Friday, March 30, 2012

The Green River at 16"

Its not that different just a little more padding

Well now that I found this little nest of forgotten footage I might as well keep going.  Adriene and I got out on the river last winter at 16".  I was testing out one of the early protos of the Stomper 80.  It was a fun day just the two of us out there.  We didn't see a soul.

To me the river is actually easier and more fun at this level, except Gorilla of course.  The whole thing is just softer.  The boney rocks and slides that beat you up daily at normal flows are well padded and the extra juice makes it more splashy and bouncy.  Yes there are a few holes that become a bit more disconcerting but over all it makes the river easier.  The best examples of that are Go Left, Zwicks, and Sunshine.  At Go Left you can start to run down the entire left side of the whole rapid which makes it a direct line rather than having to paddle out on the dome and turn hard to run the slots at the bottom of the rapid.  In this video I run the sneak and Adriene comes down the Left Left line.  Just watch the log its pretty exposed at 16 and gets better as you go up.  At Zwicks you can run right of the top hole which takes this one from being one of the tougher rapids to being one of the easier.  You can't help but run out over the shallow slide.   At Sunshine as the levels get over 16 inches you can just run straight off the middle and pretty much clear the center rock.  Adriene ran straight and I ran the right line.  I should have run the straight line because I did flip over.   Gorilla is a beast and it gets really beastly as the water goes up.  We walked it.

Going Direct at Go Left
The down side to the river being this high or higher is that when things do go wrong they go wrong really quickly and in a much worse way.  Its going to be a long time before you can pull your boat out of the river if you swim and it may be a rapid or two before you can swim yourself to shore if you aren't aggressively swimming.  So if you are thinking about running this river at higher flows make sure you know the lines well and know you can deal with the issues that can arise.  If you have that covered this can be some of the best runs on the river you will ever have.

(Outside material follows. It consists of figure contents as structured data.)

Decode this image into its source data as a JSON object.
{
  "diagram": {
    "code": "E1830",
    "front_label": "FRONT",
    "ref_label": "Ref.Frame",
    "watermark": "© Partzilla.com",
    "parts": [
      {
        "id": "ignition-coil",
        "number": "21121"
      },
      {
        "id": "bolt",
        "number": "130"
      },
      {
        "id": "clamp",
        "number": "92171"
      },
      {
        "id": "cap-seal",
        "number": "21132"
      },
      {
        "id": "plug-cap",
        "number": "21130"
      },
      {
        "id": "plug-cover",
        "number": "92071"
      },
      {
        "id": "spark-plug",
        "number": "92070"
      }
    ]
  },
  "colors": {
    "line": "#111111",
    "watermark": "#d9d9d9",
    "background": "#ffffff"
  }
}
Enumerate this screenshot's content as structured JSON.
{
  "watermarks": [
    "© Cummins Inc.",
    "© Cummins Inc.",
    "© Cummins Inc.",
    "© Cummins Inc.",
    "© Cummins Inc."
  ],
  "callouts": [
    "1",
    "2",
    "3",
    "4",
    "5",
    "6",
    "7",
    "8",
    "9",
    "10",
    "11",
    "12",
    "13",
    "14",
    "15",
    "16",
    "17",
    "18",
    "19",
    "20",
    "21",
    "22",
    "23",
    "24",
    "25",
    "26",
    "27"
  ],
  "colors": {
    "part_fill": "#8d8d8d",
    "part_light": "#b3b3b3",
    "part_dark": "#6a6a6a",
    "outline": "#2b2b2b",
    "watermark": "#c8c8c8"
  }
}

Oh and don't forget about Hammer Factor.  When the water levels rise the bad ass paddlers that are on this river at hi flows aren't worried about Go Left or Sunshine.  They are pinching a loaf about Hammer Factor.  Its big, nasty, and it gives grown boys and girls nightmares.

The Pit in Hammer Factor

Here is the video from the day.

Tuesday, March 27, 2012

Adventures from found footage: Testing the Stomper on Yellow Creek

I was sifting through my hard drive and stumbled across a few extra morsels of Stomper prototype goodness.  These tidbits came from a day when we were doing the classic chase the rain around looking at rivers that were too high or in the case of the Santeetlah the gate was locked and we couldn't get near the put in or take out so we had to opt for something that none of us had done and as always happens on these types of days we had 45 minutes of daylight.  Yellow Creek flows into the Cheoah River.  Its the last river on the American Whitewater database of rivers for North Carolina.  However we had no idea what we were getting into. We didn't know what the level should be but it looked paddleable.   We had no idea how long it would take but we did know that it was short and worst case we would be able to walk out in the dark if all hell broke loose.   As it turned out it was a fun short run that takes about 45 minutes.  The top 2/3rds is easy peasy, fun and cheesy.  The part from the falls down to the Cheoah River is pretty juicy with a nasty sieve and some fun read and run.  The Stomper rocked it in this tight and technical environment.  Mefford, Adriene, Snowy, and I had a great time.  Enjoy the flick. Fast and furious helmet cam love.